Figure 1.

Schematic illustration for the synthesis of tPF@PCM and the synergistic mechanism for cancer therapy. Briefly, PF@PCM was first synthesized via nanoprecipitation and resolidification methods and then coupled with tLyP-1. The obtained tPF@PCM was next injected to 786-O tumor-bearing mice via the tail vein. At a local temperature of 45 °C by laser irradiation, Fe₃O₄ NPs were released from tPF@PCM and triggered the generation of ROS efficiently, resulting in increased unfolded or misfolded proteins in the ER lumen.
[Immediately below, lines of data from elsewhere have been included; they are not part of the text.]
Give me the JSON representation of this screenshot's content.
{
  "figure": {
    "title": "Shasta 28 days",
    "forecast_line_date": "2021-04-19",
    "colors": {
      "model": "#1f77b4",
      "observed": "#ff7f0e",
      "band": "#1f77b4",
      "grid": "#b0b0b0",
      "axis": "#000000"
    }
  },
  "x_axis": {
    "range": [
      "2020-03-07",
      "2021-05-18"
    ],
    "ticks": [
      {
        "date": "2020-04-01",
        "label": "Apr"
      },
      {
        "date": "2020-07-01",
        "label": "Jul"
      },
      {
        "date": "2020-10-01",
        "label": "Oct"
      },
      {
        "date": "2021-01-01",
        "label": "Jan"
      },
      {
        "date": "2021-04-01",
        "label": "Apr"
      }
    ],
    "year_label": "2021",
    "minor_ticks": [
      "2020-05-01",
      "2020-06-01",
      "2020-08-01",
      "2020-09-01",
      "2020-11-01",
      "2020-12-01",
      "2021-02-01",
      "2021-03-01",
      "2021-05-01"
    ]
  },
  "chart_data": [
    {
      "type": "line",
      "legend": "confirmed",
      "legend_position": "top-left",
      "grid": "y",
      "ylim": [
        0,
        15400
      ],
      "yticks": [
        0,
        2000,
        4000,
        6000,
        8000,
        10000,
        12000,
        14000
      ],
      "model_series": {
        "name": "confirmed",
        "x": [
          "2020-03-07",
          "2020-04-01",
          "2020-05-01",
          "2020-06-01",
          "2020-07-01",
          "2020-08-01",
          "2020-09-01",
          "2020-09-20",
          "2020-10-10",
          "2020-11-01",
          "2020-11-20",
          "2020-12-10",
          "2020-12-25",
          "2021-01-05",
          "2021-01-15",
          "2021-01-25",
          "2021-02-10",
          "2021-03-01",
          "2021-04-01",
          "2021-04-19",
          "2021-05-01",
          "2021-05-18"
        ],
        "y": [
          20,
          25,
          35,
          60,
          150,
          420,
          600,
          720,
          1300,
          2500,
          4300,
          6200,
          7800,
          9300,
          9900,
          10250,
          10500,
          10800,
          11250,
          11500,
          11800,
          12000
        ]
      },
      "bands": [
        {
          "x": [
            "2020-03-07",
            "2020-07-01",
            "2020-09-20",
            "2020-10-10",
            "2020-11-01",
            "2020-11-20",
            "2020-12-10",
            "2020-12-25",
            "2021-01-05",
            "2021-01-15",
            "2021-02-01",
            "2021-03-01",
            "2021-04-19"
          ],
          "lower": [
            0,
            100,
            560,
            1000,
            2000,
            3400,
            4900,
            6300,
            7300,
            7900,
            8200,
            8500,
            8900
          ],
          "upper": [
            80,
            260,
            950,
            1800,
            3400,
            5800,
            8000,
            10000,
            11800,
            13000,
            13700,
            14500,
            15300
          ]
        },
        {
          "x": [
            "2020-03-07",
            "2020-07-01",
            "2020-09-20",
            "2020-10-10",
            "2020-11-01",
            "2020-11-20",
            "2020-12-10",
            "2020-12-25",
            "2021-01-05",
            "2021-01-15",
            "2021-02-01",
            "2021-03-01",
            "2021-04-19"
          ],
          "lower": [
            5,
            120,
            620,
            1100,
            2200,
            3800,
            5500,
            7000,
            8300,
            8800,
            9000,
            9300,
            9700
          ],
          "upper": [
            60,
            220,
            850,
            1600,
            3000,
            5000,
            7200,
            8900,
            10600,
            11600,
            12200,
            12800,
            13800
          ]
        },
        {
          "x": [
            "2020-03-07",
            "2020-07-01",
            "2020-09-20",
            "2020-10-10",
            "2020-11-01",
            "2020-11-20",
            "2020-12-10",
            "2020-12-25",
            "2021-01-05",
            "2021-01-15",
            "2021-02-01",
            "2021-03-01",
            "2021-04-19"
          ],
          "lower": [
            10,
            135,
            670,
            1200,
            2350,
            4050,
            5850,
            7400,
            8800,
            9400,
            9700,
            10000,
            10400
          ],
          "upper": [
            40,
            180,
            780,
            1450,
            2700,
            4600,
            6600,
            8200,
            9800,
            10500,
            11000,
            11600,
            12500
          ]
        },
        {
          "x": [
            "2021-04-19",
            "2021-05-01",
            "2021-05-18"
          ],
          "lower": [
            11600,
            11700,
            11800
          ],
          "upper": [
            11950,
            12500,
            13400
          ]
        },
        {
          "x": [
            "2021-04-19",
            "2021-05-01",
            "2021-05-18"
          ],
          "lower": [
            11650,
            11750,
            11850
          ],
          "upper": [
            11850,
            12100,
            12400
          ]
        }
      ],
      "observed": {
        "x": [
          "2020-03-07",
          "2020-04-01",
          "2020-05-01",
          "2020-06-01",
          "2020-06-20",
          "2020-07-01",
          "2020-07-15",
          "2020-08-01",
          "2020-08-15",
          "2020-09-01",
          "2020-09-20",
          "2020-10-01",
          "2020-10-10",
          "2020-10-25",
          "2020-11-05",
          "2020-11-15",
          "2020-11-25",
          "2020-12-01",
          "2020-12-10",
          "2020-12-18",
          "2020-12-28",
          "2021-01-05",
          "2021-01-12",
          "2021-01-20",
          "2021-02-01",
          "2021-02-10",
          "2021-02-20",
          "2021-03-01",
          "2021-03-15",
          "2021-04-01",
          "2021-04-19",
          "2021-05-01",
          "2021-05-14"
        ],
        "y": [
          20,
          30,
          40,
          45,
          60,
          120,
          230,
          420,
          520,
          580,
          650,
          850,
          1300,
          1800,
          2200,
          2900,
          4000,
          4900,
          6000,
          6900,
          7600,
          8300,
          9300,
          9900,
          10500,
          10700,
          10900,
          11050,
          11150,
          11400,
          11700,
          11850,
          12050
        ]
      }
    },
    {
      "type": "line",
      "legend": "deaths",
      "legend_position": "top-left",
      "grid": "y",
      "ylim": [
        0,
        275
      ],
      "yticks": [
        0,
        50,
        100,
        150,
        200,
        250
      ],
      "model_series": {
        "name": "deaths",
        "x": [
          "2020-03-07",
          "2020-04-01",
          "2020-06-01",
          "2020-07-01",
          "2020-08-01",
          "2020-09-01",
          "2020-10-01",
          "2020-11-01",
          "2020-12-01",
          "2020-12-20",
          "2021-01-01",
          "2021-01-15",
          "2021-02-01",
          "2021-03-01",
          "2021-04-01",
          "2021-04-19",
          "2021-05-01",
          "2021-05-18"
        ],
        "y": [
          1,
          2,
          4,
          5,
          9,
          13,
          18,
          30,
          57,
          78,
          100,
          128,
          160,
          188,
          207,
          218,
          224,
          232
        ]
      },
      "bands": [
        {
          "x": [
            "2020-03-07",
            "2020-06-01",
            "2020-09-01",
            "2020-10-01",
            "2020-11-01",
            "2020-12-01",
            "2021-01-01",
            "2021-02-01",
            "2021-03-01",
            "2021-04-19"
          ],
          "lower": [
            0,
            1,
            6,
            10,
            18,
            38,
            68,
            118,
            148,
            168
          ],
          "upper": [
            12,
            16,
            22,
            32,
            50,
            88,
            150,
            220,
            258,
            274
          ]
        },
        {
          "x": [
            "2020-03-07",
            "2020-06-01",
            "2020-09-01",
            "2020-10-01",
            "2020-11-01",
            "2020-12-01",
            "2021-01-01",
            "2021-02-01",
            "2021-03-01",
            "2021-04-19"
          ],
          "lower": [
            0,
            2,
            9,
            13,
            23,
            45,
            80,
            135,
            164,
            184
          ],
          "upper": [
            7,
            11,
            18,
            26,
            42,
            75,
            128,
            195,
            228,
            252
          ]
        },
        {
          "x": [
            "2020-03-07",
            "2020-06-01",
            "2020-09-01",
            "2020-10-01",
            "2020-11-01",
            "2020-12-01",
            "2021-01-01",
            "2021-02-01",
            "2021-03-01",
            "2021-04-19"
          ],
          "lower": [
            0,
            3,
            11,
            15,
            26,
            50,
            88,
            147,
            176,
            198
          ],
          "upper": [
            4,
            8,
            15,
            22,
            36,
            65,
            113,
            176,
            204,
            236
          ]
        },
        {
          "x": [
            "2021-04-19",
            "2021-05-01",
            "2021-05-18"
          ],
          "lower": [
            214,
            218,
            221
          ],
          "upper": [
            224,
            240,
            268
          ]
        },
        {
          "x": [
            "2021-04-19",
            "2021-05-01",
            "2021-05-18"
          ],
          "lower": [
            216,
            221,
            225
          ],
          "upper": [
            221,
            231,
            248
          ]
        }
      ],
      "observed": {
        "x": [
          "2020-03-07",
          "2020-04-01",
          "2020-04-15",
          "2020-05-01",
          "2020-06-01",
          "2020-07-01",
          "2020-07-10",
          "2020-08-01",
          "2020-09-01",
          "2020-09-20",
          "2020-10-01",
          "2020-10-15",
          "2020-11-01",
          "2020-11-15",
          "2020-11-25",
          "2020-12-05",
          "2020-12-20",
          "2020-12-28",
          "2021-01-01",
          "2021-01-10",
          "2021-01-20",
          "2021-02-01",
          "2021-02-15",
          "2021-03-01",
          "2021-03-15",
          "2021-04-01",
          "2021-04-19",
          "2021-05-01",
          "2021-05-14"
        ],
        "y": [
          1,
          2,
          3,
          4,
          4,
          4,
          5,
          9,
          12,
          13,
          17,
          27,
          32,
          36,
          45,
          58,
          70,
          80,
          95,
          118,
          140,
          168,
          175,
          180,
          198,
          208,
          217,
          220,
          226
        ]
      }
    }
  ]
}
The DUB inhibitor PR-619 suppressed the degradation of these damaged proteins, exacerbating ER stress, and finally leading to apoptosis of cancer cells. ① NIR-activated solid-to-liquid phase transition of tPF@PCM and release of Fe₃O₄ NPs and PR-619. ② Production of ROS via enhanced Fenton reaction by moderate heat of 45 °C. ③ Ubiquitination of unfolded and misfolded proteins. ④ Recognition of ubiquitinated proteins by the proteasome. ⑤ Deubiquitination of ubiquitinated proteins mediated by deubiquitinase. ⑥ Degradation of damaged proteins by the proteasome. ⑦ Recycling of ubiquitins after deubiquitination.